Ainda não vai dar para salvar o planeta semanalmente
É sempre importante dizer de onde a gente vem. Então, é necessário começar este texto explicando que eu nasci no bairro da Colônia, extremo sul da cidade de São Paulo. Um bairro bem na margem da cidade – território rural e urbano entre duas represas -, um extenso e necessário território indígena. Um lugar construído por índios, negros e nordestinos, em sua maioria mulheres.
Desde que recebi o convite para escrever nesta nova proposta do UOL, fiquei dias e meses apagando e reescrevendo, tentando conectar o que escreveria, porque o faria e sobre quem. Sobre qual cidade escreveria. Mas, antes de mais nada, quero agradecer o espaço, dizer que o convite foi feito com confiança, amor e respeito por quem eu sou, e que isso já me deixa gigante nesse mundo.

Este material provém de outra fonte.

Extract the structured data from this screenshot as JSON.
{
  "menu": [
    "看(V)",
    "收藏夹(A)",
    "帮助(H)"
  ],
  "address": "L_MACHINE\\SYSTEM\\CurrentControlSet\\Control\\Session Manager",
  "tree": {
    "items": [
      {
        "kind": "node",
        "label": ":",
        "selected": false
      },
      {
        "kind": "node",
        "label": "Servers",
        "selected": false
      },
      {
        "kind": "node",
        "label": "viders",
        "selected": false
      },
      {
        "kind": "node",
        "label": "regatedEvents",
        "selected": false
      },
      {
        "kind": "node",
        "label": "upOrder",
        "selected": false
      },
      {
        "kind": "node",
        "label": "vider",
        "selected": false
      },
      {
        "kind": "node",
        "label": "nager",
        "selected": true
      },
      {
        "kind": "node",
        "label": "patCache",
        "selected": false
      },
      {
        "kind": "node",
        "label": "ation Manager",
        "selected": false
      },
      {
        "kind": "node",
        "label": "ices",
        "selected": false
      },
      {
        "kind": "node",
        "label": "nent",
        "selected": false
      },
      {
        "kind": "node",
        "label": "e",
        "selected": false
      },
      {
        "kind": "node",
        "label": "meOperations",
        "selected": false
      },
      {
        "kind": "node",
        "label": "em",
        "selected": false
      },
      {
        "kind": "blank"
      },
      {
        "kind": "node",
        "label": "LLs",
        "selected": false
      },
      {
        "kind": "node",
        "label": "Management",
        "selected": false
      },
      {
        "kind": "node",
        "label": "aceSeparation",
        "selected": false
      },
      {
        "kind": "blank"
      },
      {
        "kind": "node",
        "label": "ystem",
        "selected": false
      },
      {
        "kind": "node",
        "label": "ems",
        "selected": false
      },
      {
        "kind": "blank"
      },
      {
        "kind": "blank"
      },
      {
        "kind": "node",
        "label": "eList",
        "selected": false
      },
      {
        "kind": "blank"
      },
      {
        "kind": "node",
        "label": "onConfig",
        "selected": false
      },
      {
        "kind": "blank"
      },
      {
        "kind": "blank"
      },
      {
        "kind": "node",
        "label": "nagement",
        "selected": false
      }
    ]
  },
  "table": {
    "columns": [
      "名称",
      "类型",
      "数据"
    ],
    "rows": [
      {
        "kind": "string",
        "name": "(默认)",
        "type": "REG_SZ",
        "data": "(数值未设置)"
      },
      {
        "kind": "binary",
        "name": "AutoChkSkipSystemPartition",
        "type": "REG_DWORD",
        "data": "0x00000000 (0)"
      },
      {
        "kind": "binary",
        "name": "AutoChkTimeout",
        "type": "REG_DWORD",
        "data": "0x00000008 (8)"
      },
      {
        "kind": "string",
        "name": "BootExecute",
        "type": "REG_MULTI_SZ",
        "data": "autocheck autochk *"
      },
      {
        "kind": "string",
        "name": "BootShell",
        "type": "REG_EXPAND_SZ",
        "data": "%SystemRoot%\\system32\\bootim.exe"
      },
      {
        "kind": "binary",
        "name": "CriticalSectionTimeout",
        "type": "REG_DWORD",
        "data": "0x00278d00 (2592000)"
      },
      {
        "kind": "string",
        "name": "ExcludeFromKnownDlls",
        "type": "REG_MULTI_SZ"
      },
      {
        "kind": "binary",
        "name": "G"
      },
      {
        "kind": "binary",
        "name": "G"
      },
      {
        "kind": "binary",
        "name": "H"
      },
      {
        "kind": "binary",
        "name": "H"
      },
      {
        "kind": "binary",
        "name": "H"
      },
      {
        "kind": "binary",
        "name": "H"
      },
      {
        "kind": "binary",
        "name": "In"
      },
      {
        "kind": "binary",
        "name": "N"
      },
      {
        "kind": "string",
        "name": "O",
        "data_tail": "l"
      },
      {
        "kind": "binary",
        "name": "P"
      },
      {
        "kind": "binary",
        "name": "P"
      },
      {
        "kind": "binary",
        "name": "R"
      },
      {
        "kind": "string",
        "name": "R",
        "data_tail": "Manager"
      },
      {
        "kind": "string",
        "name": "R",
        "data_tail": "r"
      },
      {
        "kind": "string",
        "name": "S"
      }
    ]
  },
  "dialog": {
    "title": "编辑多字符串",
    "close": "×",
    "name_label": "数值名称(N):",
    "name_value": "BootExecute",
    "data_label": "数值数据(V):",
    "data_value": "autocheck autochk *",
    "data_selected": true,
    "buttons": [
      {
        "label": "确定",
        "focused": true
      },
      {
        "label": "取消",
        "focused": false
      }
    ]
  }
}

Fronteiras não são apenas linhas traçadas sobre territórios, como também limites dentro de nossas percepções, de histórias familiares, das dificuldades sociais e com nosso cotidiano. Os territórios são criados em nossa imaginação – desde a infância, por exemplo: quais são nossos limites de passos, com quem andamos pela cidade; a ideia que define até onde você vai ou não sozinha. A lista é infinita. No meu bairro, eu ia até a padaria sozinha, traçando sempre a linha tênue entre a calçada e a rua, com quem falar e aonde não ir.
Escrever sobre a cidade que gostaríamos de viver e pensar quais seriam suas formas e traçados é importante para registrar na história nosso sonho humano de lugar. Um ambiente mais acolhedor, antirracista, antimachista, menos sujo, menos desigual e com mais cara de casa: uma cidade visionária.
Nos próximos textos, estaremos dispostos a falar sobre uma série de temas necessários e urgentes e um deles é o racismo ambiental. Aqui já começo dizendo que esse termo hoje é um dos mais duros e difíceis temas para o ambientalismo brasileiro. Pouco se conhece sobre, pouco se fala sobre, sobretudo dentro da elite ambientalista brasileira, das grandes ONGs, mas o termo vem sendo cada vez mais contextualizado e debatido entre as povos tradicionais, com destaque para os quilombolas.
Foi o reverendo Benjamim Chavis, assistente de Martin Luther King Jr. e ativista do movimento pelos direitos civis nos EUA, que empregou o conceito "racismo ambiental". Criado no contexto do movimento negro norte-americano, o caminho que conecta essas histórias é uma encruzilhada que chega nas desigualdades e discriminações étnicas e raciais, na qual definem quem são os excluídos e quem são os privilegiados nas disputas pelos territórios, levando em conta o que e quem está em disputa dentro dos direitos socioambientais. E tudo isso pode ser sintetizado em um conceito: racismo ambiental.
Portanto, todas essas cidades que pensamos, por mais distantes que estejam, encontram-se ali, no final da estrada das desigualdades sociais. As favelas sem saneamento básico, as encostas que desmoronam e matam milhares de famílias, o mar de lama das mineradoras, a falta d'água nas torneiras das periferias da cidade, as crianças levadas pelas enchentes, os grandes empreendimentos construídos dentro de territórios historicamente demarcados como comunidades tradicionais e as vidas que são empurradas para as margens.
Mas qual é mesmo a cidade que precisamos viver? Qual é a ideia de território seguro para conseguirmos dormir e acordar? Precisamos planejar com urgência para resistir e viver? Existem muitas formas. Todas são políticas e todas são possíveis. Temos então mais um espaço para refletirmos sobre como não vamos conseguir salvar o mundo, mas, sim, sobre como podemos transformar minimamente realidades para sobrevivermos diante da barbárie, do absurdo diário do atual governo e da nossa história colonizada.